The group, which accounts for 82% of beef sales abroad, had unilaterally decided to stop selling popular cuts at affordable prices for domestic consumption due to alleged differences with the Government's export policy.
The Consorcio ABC finally decided it will carry on with the Cared-for Cuts program, thus invalidating their previous announcement.
It was Agriculture and Livestock Julián Domínguez, who, in a very tense and not at all friendly meeting, had informed them that those who disregarded the domestic market would be banned from exporting.
The consortium will therefore need to supply its monthly share of tons of the so-called popular cuts at affordable prices, as per the January agreement.
ABC's stance was not supported by the other meat processing chambers, and after the Minister's harsh warning they decided to change their minds.
Domínguez explained that I made this decision in the context of the war conflict that has caused global increases in food prices, a situation that adds to the crisis that our livestock is going through due to the drought, the fires in Corrientes and the shortage of 1.5 million head of cattle.
The Consorcio ABC, which gathers the largest exporting meatpacking plants in the country, had unilaterally decided to abandon the Cared-for Cuts program Tuesday.
Since the end of last year, the different industrial chambers and agricultural entities of the sector had agreed with the Ministry the partial reopening of exports, enabling foreign sales of beef from D and E categories, while sparing for the domestic market the more affordable cuts and also those preferred by local consumers.

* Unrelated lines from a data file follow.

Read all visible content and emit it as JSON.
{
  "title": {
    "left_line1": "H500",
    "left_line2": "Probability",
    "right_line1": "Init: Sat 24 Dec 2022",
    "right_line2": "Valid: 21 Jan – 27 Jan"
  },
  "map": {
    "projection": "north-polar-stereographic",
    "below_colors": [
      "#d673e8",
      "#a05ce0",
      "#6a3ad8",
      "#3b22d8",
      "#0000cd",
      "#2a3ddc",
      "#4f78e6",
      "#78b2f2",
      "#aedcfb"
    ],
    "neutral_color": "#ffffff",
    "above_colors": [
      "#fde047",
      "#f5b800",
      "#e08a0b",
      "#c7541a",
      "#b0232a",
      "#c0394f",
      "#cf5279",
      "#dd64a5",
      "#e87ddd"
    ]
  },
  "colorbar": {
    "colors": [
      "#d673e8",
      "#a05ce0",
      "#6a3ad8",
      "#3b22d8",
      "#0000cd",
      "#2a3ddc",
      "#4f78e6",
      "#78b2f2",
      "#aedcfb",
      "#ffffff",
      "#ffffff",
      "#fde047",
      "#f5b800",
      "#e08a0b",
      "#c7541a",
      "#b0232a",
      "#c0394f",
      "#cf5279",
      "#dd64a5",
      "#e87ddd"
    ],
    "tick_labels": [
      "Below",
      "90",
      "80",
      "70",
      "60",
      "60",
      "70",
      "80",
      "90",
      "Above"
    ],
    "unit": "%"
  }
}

Also in January, meat-packers agreed on a price for domestic sales which was at that time, between 20 and 30% below the average market price. These figures would be effective from January 7 to April 7, after which they were to be reviewed. A commitment was also reached for the whole year to supply 6,000 tons per month of these cuts for domestic consumption.
This week, the Consorcio ABC decided to abandon the program, due to alleged discrepancies with the official policy. They claimed that companies without their own slaughterhouses and with meats of dubious origin were authorized to export. It was also argued that these other exporters did not settle their income through the official exchange channels and then took advantage of the different foreign currency rates as well. The consortium also said they suspected that, under the apparent export of discarded beef, they were exporting those cuts they were forbidden to sell abroad.